Another player in the scandal is a lawyer, Jim Sullivan, who is an old friend of Robinson’s. The two of them first talk about the story on a golf course during a friendly outing, where Sullivan tries to persuade Robinson to drop the story. He certainly makes it clear that he won’t be speaking on the matter. Getting this guy to come clean on what he knows becomes  a major mission for Robinson and the other characters in the film, and the friendship between the two men is really put to the test, the closer that Robinson gets to figuring things out. There’s one great scene where Robinson even goes to visit the lawyer in his home, and is not met with the kind of reaction he was expecting.

 

One ongoing situation that keeps occurring in this movie is the realization that the case effects way more people than the reporters originally anticipated. Every time a new discovery about this comes up, it is met with enormous surprise. At the same time, they are also uncovering how many priests committed these acts, and that leads to another list of numbers being given to us.
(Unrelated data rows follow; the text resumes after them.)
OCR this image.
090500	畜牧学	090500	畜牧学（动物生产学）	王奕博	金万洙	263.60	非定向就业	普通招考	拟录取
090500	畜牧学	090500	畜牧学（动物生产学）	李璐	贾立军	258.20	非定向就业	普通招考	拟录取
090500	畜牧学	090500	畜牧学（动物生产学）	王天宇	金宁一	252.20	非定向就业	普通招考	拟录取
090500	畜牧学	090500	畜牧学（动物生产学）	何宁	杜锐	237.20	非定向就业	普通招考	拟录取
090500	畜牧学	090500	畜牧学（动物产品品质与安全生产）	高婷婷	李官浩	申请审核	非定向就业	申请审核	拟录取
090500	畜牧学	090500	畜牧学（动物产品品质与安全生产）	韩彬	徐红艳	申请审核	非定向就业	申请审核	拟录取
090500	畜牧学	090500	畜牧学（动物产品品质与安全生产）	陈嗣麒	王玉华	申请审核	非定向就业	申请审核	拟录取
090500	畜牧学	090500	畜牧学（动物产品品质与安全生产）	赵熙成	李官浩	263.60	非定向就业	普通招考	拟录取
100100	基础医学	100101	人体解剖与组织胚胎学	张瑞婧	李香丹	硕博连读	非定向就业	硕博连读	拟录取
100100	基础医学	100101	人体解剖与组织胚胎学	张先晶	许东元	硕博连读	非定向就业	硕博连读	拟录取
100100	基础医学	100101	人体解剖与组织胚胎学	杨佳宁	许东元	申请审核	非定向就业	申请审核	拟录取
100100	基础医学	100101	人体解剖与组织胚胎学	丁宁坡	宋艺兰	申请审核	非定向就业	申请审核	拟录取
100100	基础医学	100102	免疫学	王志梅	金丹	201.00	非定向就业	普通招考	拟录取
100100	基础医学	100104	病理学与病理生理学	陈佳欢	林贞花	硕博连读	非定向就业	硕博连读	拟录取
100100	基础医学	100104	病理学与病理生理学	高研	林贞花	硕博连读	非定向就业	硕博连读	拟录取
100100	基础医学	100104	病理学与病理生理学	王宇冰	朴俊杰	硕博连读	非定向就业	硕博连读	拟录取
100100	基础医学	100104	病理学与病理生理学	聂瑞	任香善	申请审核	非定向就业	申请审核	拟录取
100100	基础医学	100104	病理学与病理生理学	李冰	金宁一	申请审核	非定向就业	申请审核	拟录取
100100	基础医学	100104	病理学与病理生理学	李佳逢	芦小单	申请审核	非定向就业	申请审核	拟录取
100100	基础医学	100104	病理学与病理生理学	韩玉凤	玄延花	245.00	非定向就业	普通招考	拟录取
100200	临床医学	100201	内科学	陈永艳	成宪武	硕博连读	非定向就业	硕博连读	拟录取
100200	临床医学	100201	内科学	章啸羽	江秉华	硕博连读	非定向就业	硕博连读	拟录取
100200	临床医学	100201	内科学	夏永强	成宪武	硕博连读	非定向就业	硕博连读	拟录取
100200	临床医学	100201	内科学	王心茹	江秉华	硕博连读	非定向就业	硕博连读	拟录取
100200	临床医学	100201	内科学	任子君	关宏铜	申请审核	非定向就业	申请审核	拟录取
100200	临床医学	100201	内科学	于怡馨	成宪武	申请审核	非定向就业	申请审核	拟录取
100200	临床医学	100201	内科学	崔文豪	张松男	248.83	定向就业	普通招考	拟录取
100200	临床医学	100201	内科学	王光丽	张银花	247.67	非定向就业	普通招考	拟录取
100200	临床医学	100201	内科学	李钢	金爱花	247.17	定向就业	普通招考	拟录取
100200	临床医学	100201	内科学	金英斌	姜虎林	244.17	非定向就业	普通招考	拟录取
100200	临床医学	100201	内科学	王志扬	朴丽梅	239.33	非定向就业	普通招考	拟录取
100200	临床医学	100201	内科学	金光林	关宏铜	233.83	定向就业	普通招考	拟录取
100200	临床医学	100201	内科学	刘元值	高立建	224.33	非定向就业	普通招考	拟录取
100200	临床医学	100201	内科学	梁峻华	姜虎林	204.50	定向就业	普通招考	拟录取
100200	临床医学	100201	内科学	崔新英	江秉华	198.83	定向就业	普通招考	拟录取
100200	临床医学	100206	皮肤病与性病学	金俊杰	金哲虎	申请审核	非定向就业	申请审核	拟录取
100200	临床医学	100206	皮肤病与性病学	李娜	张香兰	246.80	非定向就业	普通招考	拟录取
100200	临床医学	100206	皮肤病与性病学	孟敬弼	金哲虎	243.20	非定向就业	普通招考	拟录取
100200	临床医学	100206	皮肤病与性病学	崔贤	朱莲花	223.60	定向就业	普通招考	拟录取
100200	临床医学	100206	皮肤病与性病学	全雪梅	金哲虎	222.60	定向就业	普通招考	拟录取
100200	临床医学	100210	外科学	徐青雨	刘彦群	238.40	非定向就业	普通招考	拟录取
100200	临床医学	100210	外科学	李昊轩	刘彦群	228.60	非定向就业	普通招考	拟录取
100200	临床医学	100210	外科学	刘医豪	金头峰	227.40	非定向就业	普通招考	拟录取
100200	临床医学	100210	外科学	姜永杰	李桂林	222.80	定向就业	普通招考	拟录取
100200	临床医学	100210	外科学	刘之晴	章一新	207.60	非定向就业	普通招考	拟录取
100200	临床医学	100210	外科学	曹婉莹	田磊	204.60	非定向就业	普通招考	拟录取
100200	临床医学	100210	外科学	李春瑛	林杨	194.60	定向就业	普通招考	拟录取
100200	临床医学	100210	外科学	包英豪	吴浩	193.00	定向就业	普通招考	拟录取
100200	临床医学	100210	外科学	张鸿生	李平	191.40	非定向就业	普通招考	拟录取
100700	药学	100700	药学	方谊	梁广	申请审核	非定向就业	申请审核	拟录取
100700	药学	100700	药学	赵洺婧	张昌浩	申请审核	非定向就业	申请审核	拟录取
That list also keeps increasing throughout the movie. While all of that might seem repetitive, the movie handles it well, giving us ways that the characters make the discoveries, instead of just telling us that the information came to them. The coolest moment of these, comes when the characters figure out a code that the Church uses in their record books, to represent a priest who has been taken out of service due to this sort of scandal and then reassigned somewhere else.

 

The movie works on most levels. There are definitely similarities to Primal Fear here, the movie that introduced Edward Norton to the world and featured one of the greatest twist endings of all time. The difference is that movie was very Hollywood and featured murders behind the corruption. The same can be said of Michael Clayton. Spotlight is something different. There is no death. There is no individual villain. Instead, we have a movie about the unraveling of a story. In that regard, it is more like All The President’s Men, than anything else. Now we have come to expect the Hollywood ending, with either death or at the very least a twist. No such luck with this film. If we are expecting that one of the reporters on the team has been covering up the story from the inside, for years, we are out of luck. This film stays true and realistic the whole way through, and the result may be a little anti-climatic, but it’s still a pretty powerful film.